To take the ideas above a bit further, a possible service you can offer to local companies is an occupational health service. For one (or more) of your GPs to gain an occupational health diploma or similar qualification is relatively simple, and this could provide you with another source of income. A spin-off benefit from this is the ability to work more closely with local companies and the local community, and it provides the chance to work on health promotion ideas locally, which can help improve your community’s health generally, which in turn could help reduce access demand.
Links with schools
Taking some of the ideas above a stage further, you can develop some presentations to deliver in local schools. Our practice has managed to get some non-recurrent funding from the CCG to develop this work, and we have managed to get some schools to pay for us to come and promote better health with both students and parents. This gives us an opportunity to share some key health messages with them – including hand washing lessons and how to access the right NHS services (choose well) messages. Again we are working to try and remove inappropriate access from our surgery as well as getting a small income stream in return.
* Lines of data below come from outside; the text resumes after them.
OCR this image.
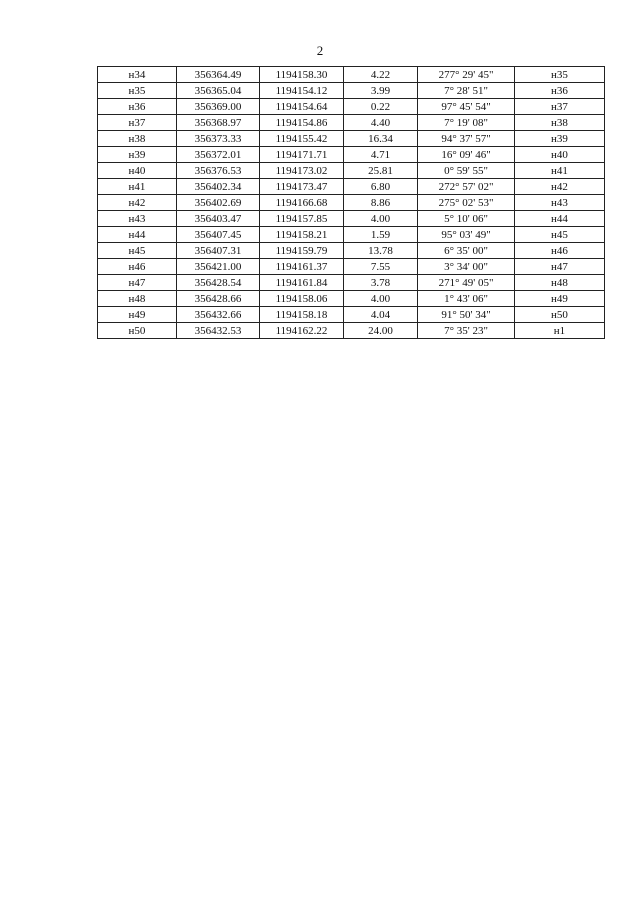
2
н34	356364.49	1194158.30	4.22	277° 29' 45"	н35
н35	356365.04	1194154.12	3.99	7° 28' 51"	н36
н36	356369.00	1194154.64	0.22	97° 45' 54"	н37
н37	356368.97	1194154.86	4.40	7° 19' 08"	н38
н38	356373.33	1194155.42	16.34	94° 37' 57"	н39
н39	356372.01	1194171.71	4.71	16° 09' 46"	н40
н40	356376.53	1194173.02	25.81	0° 59' 55"	н41
н41	356402.34	1194173.47	6.80	272° 57' 02"	н42
н42	356402.69	1194166.68	8.86	275° 02' 53"	н43
н43	356403.47	1194157.85	4.00	5° 10' 06"	н44
н44	356407.45	1194158.21	1.59	95° 03' 49"	н45
н45	356407.31	1194159.79	13.78	6° 35' 00"	н46
н46	356421.00	1194161.37	7.55	3° 34' 00"	н47
н47	356428.54	1194161.84	3.78	271° 49' 05"	н48
н48	356428.66	1194158.06	4.00	1° 43' 06"	н49
н49	356432.66	1194158.18	4.04	91° 50' 34"	н50
н50	356432.53	1194162.22	24.00	7° 35' 23"	н1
Make sure that you are getting the most out of your premises and opportunities to rent out rooms to others. With the ‘care closer to home’ mantra, a lot of organisations are looking for alternative locations to deliver services from, so consider making rooms available to let. While we need to be careful about being seen to endorse particular treatments or particular individuals, there are a number of ‘alternative’ practitioners out there that many of our patients do find some relief from, and these are often willing to pay for a good quality room in a health centre. We currently are renting a room one morning a week to the local Slimming World representative, which is mutually beneficial. We get income from letting the space and a handy place to suggest to patients who want to lose weight, and they get a good room and trickle of new referrals from us to join her group.
Many practices offer some travel vaccines, but consider training up some of your nurses to be able to offer a more comprehensive service locally – including becoming a yellow fever centre. Given the right training, you can market a service that includes giving detailed advice on patients’ health while travelling and is not just merely an ‘injection’ service.
There are opportunities out there for practices to boost their income. In the current climate there are few suggestions I can make that will be the magic token to sudden riches, but by developing a number of relatively simple services that, with the minimum of training, your existing staff can offer you can bring in a number of new or increased revenue streams. As well as helping to boost flagging income they also help to spread the risk and help to provide a more secure future as all your eggs are not concentrated on a relatively few income streams.
However, as mentioned earlier, the introduction of these needs to be carefully managed to make sure that as well as bringing income they deliver some profit (and certainly don’t cost you more money). Ideally with good planning and good management you will be able to deliver these from existing resources by making more efficient use of your staff and resources without doing it at the expense of front line access time.